But it might have corrections sentencing implications, I guess.
Your name made you do it, albeit unconsciously, suggests new research that finds your name can negatively undermine your goals.
Psychologists in marketing at Yale and the University of California, San Diego studying the unconscious influence of names say a preference for our own names and initials — the "name-letter effect" — can have some negative consequences.
Students whose names begin with C or D get lower grades than those whose names begin with A or B; major league baseball players whose first or last names began with K (the strikeout-signifying letter) are significantly more likely to strike out, according to the report published in the December issue of Psychological Science.
"We found that our own-name liking sabotages success for people whose initials match negative performance labels," the report says.
The researchers' work supports a series of studies published since 2002 that have found the "name-letter effect" causes people to make life choices based on names that resemble their own.

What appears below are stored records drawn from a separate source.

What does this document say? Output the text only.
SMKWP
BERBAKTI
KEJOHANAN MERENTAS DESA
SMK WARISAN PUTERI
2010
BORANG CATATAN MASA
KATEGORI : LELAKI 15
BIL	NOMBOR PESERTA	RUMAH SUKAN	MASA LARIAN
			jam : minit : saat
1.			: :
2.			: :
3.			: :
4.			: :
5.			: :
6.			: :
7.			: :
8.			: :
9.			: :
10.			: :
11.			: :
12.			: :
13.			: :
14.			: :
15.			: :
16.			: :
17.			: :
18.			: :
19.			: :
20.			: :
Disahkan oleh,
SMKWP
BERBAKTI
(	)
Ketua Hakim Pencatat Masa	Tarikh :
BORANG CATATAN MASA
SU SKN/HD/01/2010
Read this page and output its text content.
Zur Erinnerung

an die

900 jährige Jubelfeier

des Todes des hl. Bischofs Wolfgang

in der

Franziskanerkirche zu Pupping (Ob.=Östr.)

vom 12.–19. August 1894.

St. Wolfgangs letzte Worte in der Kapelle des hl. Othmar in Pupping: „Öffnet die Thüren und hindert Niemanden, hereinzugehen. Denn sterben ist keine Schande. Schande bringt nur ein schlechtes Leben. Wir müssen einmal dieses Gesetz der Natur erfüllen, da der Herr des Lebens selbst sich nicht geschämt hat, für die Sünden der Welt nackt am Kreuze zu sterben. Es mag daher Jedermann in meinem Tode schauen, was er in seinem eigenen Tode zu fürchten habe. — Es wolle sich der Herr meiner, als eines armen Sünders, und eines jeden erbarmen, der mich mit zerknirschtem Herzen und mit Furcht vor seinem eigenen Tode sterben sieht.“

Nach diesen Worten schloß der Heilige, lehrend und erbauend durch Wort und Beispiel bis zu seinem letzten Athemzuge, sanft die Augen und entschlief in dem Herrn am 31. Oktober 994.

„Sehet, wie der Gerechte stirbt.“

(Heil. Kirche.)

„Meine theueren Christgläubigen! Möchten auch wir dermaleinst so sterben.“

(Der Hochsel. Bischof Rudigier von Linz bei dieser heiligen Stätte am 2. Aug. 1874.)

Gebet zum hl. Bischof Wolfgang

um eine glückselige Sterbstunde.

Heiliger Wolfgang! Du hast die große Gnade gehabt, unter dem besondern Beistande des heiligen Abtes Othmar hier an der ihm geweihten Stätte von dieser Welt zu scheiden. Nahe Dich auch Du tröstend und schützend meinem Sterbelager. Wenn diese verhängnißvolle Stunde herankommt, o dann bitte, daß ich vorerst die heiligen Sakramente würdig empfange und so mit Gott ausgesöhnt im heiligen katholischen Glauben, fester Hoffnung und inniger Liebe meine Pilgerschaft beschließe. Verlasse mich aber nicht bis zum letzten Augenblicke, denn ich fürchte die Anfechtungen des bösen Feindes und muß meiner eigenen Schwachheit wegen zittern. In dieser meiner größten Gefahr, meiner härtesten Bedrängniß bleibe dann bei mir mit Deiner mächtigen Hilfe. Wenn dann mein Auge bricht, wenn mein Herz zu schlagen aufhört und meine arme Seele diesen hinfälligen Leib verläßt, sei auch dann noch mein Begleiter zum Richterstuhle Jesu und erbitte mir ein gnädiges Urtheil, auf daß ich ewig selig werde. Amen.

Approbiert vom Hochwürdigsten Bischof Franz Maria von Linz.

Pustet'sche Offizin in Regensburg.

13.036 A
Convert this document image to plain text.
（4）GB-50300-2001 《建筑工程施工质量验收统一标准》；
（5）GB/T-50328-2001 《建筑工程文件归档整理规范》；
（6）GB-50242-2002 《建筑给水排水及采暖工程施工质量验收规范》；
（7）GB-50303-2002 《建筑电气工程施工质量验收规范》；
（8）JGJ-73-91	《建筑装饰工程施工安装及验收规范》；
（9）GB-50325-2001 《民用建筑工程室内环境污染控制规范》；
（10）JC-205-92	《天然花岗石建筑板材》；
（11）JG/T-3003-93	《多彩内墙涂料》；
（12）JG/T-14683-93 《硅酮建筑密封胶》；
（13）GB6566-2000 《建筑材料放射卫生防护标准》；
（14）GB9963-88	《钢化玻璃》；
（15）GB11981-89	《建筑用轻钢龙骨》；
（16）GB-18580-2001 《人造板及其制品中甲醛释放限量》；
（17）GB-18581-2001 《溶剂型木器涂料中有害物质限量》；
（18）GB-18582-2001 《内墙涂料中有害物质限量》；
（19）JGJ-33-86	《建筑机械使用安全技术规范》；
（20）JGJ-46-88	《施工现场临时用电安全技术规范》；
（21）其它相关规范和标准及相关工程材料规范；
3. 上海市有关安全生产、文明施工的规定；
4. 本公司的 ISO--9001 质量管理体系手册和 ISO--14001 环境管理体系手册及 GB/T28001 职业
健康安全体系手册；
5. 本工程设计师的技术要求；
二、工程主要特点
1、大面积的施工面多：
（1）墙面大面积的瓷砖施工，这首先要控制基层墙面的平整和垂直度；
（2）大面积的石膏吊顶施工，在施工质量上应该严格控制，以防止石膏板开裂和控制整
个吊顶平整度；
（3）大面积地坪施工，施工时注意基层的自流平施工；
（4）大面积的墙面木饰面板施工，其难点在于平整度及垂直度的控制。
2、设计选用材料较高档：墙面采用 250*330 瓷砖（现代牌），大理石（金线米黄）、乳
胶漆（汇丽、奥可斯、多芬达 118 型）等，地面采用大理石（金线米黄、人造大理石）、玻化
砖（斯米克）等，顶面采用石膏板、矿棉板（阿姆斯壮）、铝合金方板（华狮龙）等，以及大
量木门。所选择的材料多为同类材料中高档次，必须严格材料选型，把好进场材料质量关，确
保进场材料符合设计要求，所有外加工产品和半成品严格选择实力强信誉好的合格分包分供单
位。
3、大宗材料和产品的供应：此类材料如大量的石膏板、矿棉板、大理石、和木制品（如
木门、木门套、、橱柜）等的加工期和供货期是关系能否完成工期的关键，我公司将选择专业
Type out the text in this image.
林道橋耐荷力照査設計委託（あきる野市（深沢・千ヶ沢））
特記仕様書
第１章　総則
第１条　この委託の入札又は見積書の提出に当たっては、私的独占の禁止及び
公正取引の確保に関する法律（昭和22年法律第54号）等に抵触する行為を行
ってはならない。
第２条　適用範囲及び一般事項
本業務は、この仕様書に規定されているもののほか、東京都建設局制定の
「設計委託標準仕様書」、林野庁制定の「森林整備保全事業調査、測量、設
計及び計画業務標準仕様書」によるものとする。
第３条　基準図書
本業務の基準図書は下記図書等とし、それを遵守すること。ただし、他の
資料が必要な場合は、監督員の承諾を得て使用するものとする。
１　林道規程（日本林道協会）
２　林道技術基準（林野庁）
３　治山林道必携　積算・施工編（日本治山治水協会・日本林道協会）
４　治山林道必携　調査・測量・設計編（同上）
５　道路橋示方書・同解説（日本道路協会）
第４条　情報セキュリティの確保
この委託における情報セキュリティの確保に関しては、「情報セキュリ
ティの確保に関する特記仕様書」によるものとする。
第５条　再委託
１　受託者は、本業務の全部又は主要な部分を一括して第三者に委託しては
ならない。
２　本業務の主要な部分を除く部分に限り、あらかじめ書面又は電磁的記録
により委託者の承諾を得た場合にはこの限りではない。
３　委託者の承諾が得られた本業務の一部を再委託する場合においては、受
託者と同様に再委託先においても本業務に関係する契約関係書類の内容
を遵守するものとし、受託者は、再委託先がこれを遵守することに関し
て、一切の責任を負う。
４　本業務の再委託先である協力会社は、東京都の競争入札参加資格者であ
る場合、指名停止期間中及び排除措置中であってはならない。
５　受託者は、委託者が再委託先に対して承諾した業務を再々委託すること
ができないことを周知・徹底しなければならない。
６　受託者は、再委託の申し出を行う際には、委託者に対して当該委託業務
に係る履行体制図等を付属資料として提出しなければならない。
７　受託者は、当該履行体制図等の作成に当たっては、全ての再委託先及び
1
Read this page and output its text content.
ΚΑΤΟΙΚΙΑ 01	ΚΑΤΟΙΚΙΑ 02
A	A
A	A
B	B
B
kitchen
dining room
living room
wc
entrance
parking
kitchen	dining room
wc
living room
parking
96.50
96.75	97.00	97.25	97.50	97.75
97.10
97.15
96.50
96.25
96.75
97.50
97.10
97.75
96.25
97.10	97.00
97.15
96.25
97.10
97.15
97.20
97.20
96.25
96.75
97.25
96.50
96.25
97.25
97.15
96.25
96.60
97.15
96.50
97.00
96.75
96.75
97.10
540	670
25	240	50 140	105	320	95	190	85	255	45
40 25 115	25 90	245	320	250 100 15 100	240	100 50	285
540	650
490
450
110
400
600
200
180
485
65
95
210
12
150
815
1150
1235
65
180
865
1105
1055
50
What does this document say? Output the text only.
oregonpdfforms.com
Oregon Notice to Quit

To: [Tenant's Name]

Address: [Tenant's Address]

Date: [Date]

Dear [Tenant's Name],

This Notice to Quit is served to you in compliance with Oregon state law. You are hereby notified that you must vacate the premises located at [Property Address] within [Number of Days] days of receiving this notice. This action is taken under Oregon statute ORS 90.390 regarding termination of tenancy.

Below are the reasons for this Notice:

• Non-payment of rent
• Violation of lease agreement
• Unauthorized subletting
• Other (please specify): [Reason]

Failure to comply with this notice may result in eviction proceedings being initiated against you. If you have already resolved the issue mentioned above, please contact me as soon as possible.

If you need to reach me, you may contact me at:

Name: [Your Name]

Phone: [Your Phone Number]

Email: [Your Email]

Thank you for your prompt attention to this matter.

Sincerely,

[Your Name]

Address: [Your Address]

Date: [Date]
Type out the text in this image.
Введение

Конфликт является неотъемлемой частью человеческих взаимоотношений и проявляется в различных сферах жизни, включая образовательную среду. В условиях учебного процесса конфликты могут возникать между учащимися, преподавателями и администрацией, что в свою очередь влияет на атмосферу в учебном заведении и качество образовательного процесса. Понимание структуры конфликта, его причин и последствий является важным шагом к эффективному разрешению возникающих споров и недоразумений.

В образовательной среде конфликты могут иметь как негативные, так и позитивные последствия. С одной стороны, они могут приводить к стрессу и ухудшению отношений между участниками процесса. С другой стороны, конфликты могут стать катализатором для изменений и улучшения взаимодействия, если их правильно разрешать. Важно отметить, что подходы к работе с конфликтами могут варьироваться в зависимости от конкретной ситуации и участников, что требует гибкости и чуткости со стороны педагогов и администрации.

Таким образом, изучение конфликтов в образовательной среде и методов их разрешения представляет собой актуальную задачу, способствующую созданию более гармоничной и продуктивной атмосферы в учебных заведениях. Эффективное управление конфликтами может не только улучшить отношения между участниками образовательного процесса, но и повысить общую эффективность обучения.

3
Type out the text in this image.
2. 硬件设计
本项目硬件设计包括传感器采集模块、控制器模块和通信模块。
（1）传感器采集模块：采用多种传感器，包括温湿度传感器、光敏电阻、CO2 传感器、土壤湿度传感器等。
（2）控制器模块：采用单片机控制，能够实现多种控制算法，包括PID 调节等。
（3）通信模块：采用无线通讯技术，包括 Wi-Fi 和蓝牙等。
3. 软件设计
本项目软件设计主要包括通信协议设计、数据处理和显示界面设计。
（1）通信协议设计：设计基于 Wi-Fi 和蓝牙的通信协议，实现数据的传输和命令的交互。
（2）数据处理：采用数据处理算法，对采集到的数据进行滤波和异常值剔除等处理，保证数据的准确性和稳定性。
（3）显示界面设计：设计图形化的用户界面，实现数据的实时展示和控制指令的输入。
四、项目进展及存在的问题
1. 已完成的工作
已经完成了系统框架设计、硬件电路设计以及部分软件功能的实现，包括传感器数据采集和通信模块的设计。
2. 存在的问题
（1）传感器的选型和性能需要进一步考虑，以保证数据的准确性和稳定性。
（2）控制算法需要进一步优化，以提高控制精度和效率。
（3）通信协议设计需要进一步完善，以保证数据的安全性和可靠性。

Those studies by Brett Pelham, an associate professor of psychology at SUNY University at Buffalo, have found that people are disproportionately likely to live in states or cities resembling their names, have careers that resemble their names and even marry those whose surnames begin with the same letter as their own.
"If this is an unconscious preference, it suggests we don't really have free will about certain important decisions," Pelham says. "We don't really make those decisions for the reasons we thought we did."
The twist, Pelham says, is that he has believed the name-letter effect would apply only to positive outcomes. Nelson and Simmons, he says, are "showing it applies more so to negative things than positive things."
I guess now you know what grade I made in school. Anyone want a DOC data set to do some analysis?